News / Middle East

Countdown to Tamarrod: A Second Revolution in Egypt?

Cartoon by Italian activist/artist Gianluca Costantini.
Cartoon by Italian activist/artist Gianluca Costantini.
Cecily Hilleary
Thousands of pro-Morsi supporters gathered in Cairo Friday ahead of Sunday, June 30, the first anniversary of the swearing in of Muslim Brotherhood president Mohamed Morsi.  That protesters would take to the street was to be expected, but the Morsi opposition is using the occasion to call millions of protesters into the streets nationwide in what has been dubbed the Tamarrod--or “rebellion.”  

The movement says it has collected 15 million signatures on a petition demanding that Morsi step down and new presidential elections be held. 

Since the arrival of Mohamed Morsi to power, the average citizen still has the feeling that nothing has been achieved so far from the revolution goals which were life in dignity, freedom, social justice and national independence. Morsi was a total failure in achieving every single goal, no security has been reestablished and no social security realized, thus and gave clear proof that he is not fit for the governance of such a country as Egypt…Statement on Tamarrod website.

Prominent Morsi opponents--among them National Salvation Front (NSF) leader Mohamed ElBaradei, Amr Moussa, Hamdeen Sabahi and Amr Hamzawy--have endorsed the Tamarrod campaign. The US Embassy announced it would close June 30, and nervous Egyptians have been stocking up on provisions ahead of Sunday.In a nationwide speech Wednesday, Morsi admitted to having made mistakes during his 12-month tenure as president and promised immediate reforms. 

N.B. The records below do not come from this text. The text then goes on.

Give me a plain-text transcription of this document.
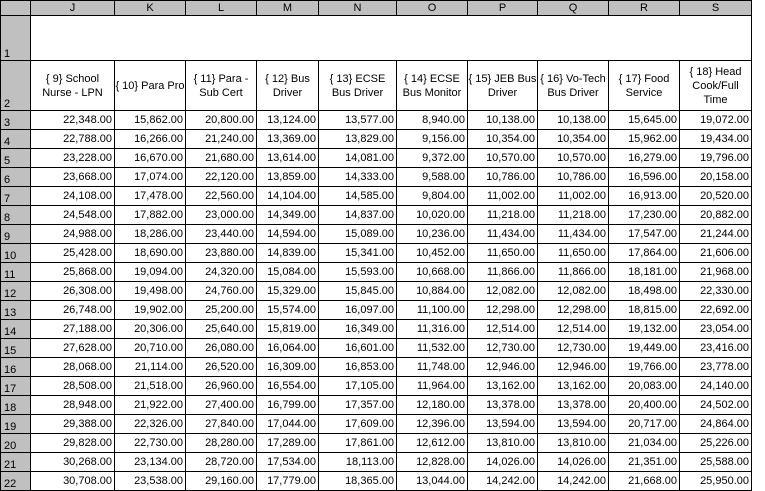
	J	K	L	M	N	O	P	Q	R	S
1										
2	{ 9} School Nurse - LPN	{ 10} Para Pro	{ 11} Para - Sub Cert	{ 12} Bus Driver	{ 13} ECSE Bus Driver	{ 14} ECSE Bus Monitor	{ 15} JEB Bus Driver	{ 16} Vo-Tech Bus Driver	{ 17} Food Service	{ 18} Head Cook/Full Time
3	22,348.00	15,862.00	20,800.00	13,124.00	13,577.00	8,940.00	10,138.00	10,138.00	15,645.00	19,072.00
4	22,788.00	16,266.00	21,240.00	13,369.00	13,829.00	9,156.00	10,354.00	10,354.00	15,962.00	19,434.00
5	23,228.00	16,670.00	21,680.00	13,614.00	14,081.00	9,372.00	10,570.00	10,570.00	16,279.00	19,796.00
6	23,668.00	17,074.00	22,120.00	13,859.00	14,333.00	9,588.00	10,786.00	10,786.00	16,596.00	20,158.00
7	24,108.00	17,478.00	22,560.00	14,104.00	14,585.00	9,804.00	11,002.00	11,002.00	16,913.00	20,520.00
8	24,548.00	17,882.00	23,000.00	14,349.00	14,837.00	10,020.00	11,218.00	11,218.00	17,230.00	20,882.00
9	24,988.00	18,286.00	23,440.00	14,594.00	15,089.00	10,236.00	11,434.00	11,434.00	17,547.00	21,244.00
10	25,428.00	18,690.00	23,880.00	14,839.00	15,341.00	10,452.00	11,650.00	11,650.00	17,864.00	21,606.00
11	25,868.00	19,094.00	24,320.00	15,084.00	15,593.00	10,668.00	11,866.00	11,866.00	18,181.00	21,968.00
12	26,308.00	19,498.00	24,760.00	15,329.00	15,845.00	10,884.00	12,082.00	12,082.00	18,498.00	22,330.00
13	26,748.00	19,902.00	25,200.00	15,574.00	16,097.00	11,100.00	12,298.00	12,298.00	18,815.00	22,692.00
14	27,188.00	20,306.00	25,640.00	15,819.00	16,349.00	11,316.00	12,514.00	12,514.00	19,132.00	23,054.00
15	27,628.00	20,710.00	26,080.00	16,064.00	16,601.00	11,532.00	12,730.00	12,730.00	19,449.00	23,416.00
16	28,068.00	21,114.00	26,520.00	16,309.00	16,853.00	11,748.00	12,946.00	12,946.00	19,766.00	23,778.00
17	28,508.00	21,518.00	26,960.00	16,554.00	17,105.00	11,964.00	13,162.00	13,162.00	20,083.00	24,140.00
18	28,948.00	21,922.00	27,400.00	16,799.00	17,357.00	12,180.00	13,378.00	13,378.00	20,400.00	24,502.00
19	29,388.00	22,326.00	27,840.00	17,044.00	17,609.00	12,396.00	13,594.00	13,594.00	20,717.00	24,864.00
20	29,828.00	22,730.00	28,280.00	17,289.00	17,861.00	12,612.00	13,810.00	13,810.00	21,034.00	25,226.00
21	30,268.00	23,134.00	28,720.00	17,534.00	18,113.00	12,828.00	14,026.00	14,026.00	21,351.00	25,588.00
22	30,708.00	23,538.00	29,160.00	17,779.00	18,365.00	13,044.00	14,242.00	14,242.00	21,668.00	25,950.00
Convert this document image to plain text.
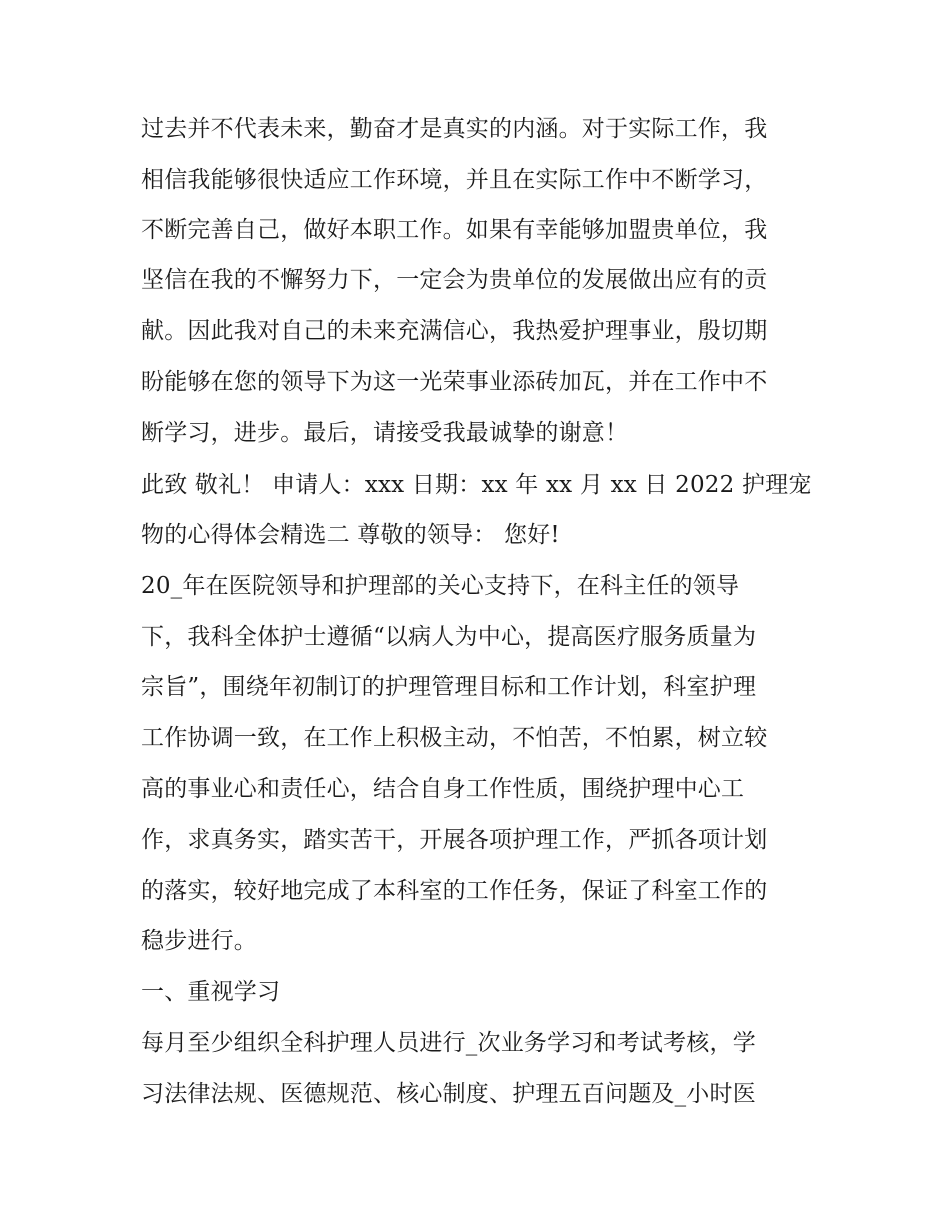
过去并不代表未来，勤奋才是真实的内涵。对于实际工作，我
相信我能够很快适应工作环境，并且在实际工作中不断学习，
不断完善自己，做好本职工作。如果有幸能够加盟贵单位，我
坚信在我的不懈努力下，一定会为贵单位的发展做出应有的贡
献。因此我对自己的未来充满信心，我热爱护理事业，殷切期
盼能够在您的领导下为这一光荣事业添砖加瓦，并在工作中不
断学习，进步。最后，请接受我最诚挚的谢意！
此致 敬礼！ 申请人：xxx 日期：xx 年 xx 月 xx 日 2022 护理宠
物的心得体会精选二 尊敬的领导： 您好!
20_年在医院领导和护理部的关心支持下，在科主任的领导
下，我科全体护士遵循“以病人为中心，提高医疗服务质量为
宗旨”，围绕年初制订的护理管理目标和工作计划，科室护理
工作协调一致，在工作上积极主动，不怕苦，不怕累，树立较
高的事业心和责任心，结合自身工作性质，围绕护理中心工
作，求真务实，踏实苦干，开展各项护理工作，严抓各项计划
的落实，较好地完成了本科室的工作任务，保证了科室工作的
稳步进行。
一、重视学习
每月至少组织全科护理人员进行_次业务学习和考试考核，学
习法律法规、医德规范、核心制度、护理五百问题及_小时医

As he spoke, several thousand protesters gathered in Tahrir Square, chanting, “Erhal!”-- or “leave.” 

Morsi’s own Freedom and Justice Party (FJP) Leader Farid Ismail appeared on Mehwar TV and warned that what happened in Iraq and Syria is being repeated in Egypt. He reiterated Morsi’s belief that Sunday’s protests have been deliberately planned to ensure Egypt’s instability.

“June 30 protests do not have anything to do with the performance of  in power and the Muslim Brotherhood regime.” – FJP head, Farid Ismail

Mohamed S. is a university professor in Cairo said there is a lot of talk in Egypt of the Deep State driving the protests. 

“Deep State, used in the Egyptian context, means the followers of Mubarak regime who are found in different layers of management inside the state,” said Mohamed.

There appears to be confusion over how, exactly, the military will respond Sunday or whether it is taking any sides.  It has warned that it will intervene rather than allow the country to fall into what defense Minister Abdel Fattah al-Sisi called a “dark tunnel of conflict,” and he has been moving troops into position around cities across the country.

There are calls in Egypt for the military, which handed power over to  just a year ago, to assume power in Egypt again.  As Mohamed put it to VOA, “If clashes aggravate, the military should take power for a temporary period of four years – a full term.  Then after this period, new presidential elections should be held.”

Independent Al Masry Al Youm columnist Dr. Amr El Shobaki writes that the Army will intervene only “when the political process collapses entirely because of the economic crisis.” However, he added that, “everyone should work on building a political, civil, democratic alternative to Muslim Brotherhood rule.”

Many of those who will participate in June 30 actually voted for Morsi last year. I made one sign the Tamarrod petition.

Egypt’s Daily News writer Thoriaia Abou Bakr offered up practical advice for protesters, and in a sad commentary on the growing problem of sexual harassment of Egypt’s women, offered specific tips for women:

  1. This is a tip for the ladies with long hair: wear it up, and not in a pony tail. If you have the misfortune of being attacked long hair is an easy thing to grab on to, so make sure your hair is safely tucked away…
  2. Harassment might not be avoided, but that does not mean you cannot do anything about it. Scream bloody murder, kick, bite, do whatever you can to get out of the situation… 
  3. Finally, be safe and always have your phone handy. Make sure you have some numbers of institutions that help with arrests and sexual harassment; it might mean your survival. If you have pepper spray, take it with you, you can never be too careful.